O deputado estadual Bira Coroa (PT), diferente da colega de partido e de bancada, Luiza Maia, tem todo interesse em reeleger-se. Independente da qualidade do trabalho especificamente desenvolvido pelo bem do município de Camaçari, principal colégio eleitoral de ambos, pesa sobre eles a responsabilidade de representantes da cidade do Polo na Assembleia Legislativa da Bahia. Neste contexto, a saída de Luiza da disputa eleitoral do ano que vem poderia significar que Bira passaria a monopolizar o apoio das lideranças do Partido dos Trabalhadores no município em torno do seu nome, mas o que se vê é justamente o oposto.

Cavaleiro Solitário

Sondar os bastidores das articulações políticas em Camaçari sobre as pretensões de indicação de nomes, pelo Partido dos Trabalhadores, para pleitear o cargo de deputado estadual nas Eleições 2018 e não ouvir o nome de Bira Coroa de nenhuma das principais lideranças consultadas é, no mínimo, um sinal de que a mobilização para defender a reeleição do deputado estadual petista está bem longe de se tornar um consenso. O presidente do PT em Camaçari, vereador Jackson, chegou a revelar que, ele mesmo, seria um dos possíveis nomes a serem sugeridos para a candidatura ao cargo. Na ocasião, também citou Teo Ribeiro e Marcelino, mostrando que a escolha ainda está em discussão, mas o nome de Bira não foi citado em momento nenhum. A impressão é que Bira está sozinho na luta pra manter a cadeira na AL-BA.

Conflito Vertical

Se as lideranças do PT na Câmara de Vereadores de Camaçari parecem não estar muito animadas com a ideia de apostar na campanha de reeleição de Bira, o apoio do representante da oposição em Camaçari na esfera nacional também não parece estar consolidado.
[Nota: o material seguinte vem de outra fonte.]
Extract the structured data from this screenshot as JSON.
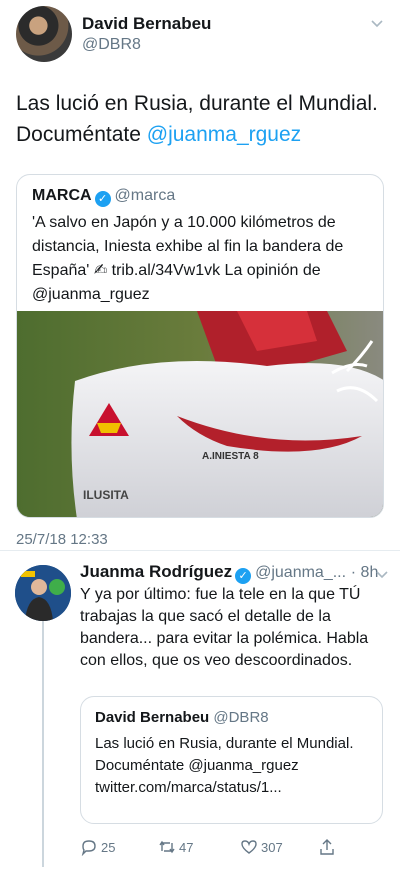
{
  "main_tweet": {
    "author_name": "David Bernabeu",
    "author_handle": "@DBR8",
    "text_plain": "Las lució en Rusia, durante el Mundial. Documéntate ",
    "text_mention": "@juanma_rguez",
    "timestamp": "25/7/18 12:33"
  },
  "quoted_tweet": {
    "author_name": "MARCA",
    "author_handle": "@marca",
    "text": "'A salvo en Japón y a 10.000 kilómetros de distancia, Iniesta exhibe al fin la bandera de España' ✍ trib.al/34Vw1vk La opinión de @juanma_rguez",
    "image_text_name": "A.INIESTA 8",
    "image_text_logo": "ILUSITA"
  },
  "reply_tweet": {
    "author_name": "Juanma Rodríguez",
    "author_handle": "@juanma_...",
    "time": "· 8h",
    "text": "Y ya por último: fue la tele en la que TÚ trabajas la que sacó el detalle de la bandera... para evitar la polémica. Habla con ellos, que os veo descoordinados.",
    "quoted": {
      "author_name": "David Bernabeu",
      "author_handle": "@DBR8",
      "text": "Las lució en Rusia, durante el Mundial. Documéntate @juanma_rguez twitter.com/marca/status/1..."
    },
    "actions": {
      "replies": "25",
      "retweets": "47",
      "likes": "307"
    }
  },
  "colors": {
    "link": "#1da1f2",
    "secondary": "#657786",
    "border": "#d6dde3"
  },
  "icons": [
    "chevron-down-icon",
    "verified-badge-icon",
    "reply-icon",
    "retweet-icon",
    "like-icon",
    "share-icon"
  ]
}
O deputado federal Luiz Caetano (PT), ex-prefeito de Camaçari, anda fazendo manifestações explícitas de simpatia ao pré-candidato Raimundinho da JR, ex-candidato a prefeito de Dias D’Ávila, que sequer é filiado ao PT, mas parece estar à frente de Bira no quesito parceria.

Mandato Pacato

Questionado sobre as constantes críticas ao mandato, geralmente descrito como pacato, sem ações efetivas que demonstrem a prometida preocupação com os munícipes camaçarienses, Bira Coroa iniciou sua defesa apresentando uma revista desatualizada com depoimentos de, em boa parte, ex-gestores municipais que partilham da mesma filiação partidária do deputado. Quando finalmente referiu-se as indicações e emendas orçamentária voltadas para Camaçari, o que de fato provaria que as críticas são injustas, citou alguns projetos a exemplo da ponte sobre o Rio Jordão, intervenções na área de educação, com ampliação da oferta de cursos técnicos em determinadas instituições, e ações de incentivo ao desenvolvimento econômico entre agricultores, apicultores e pescadores.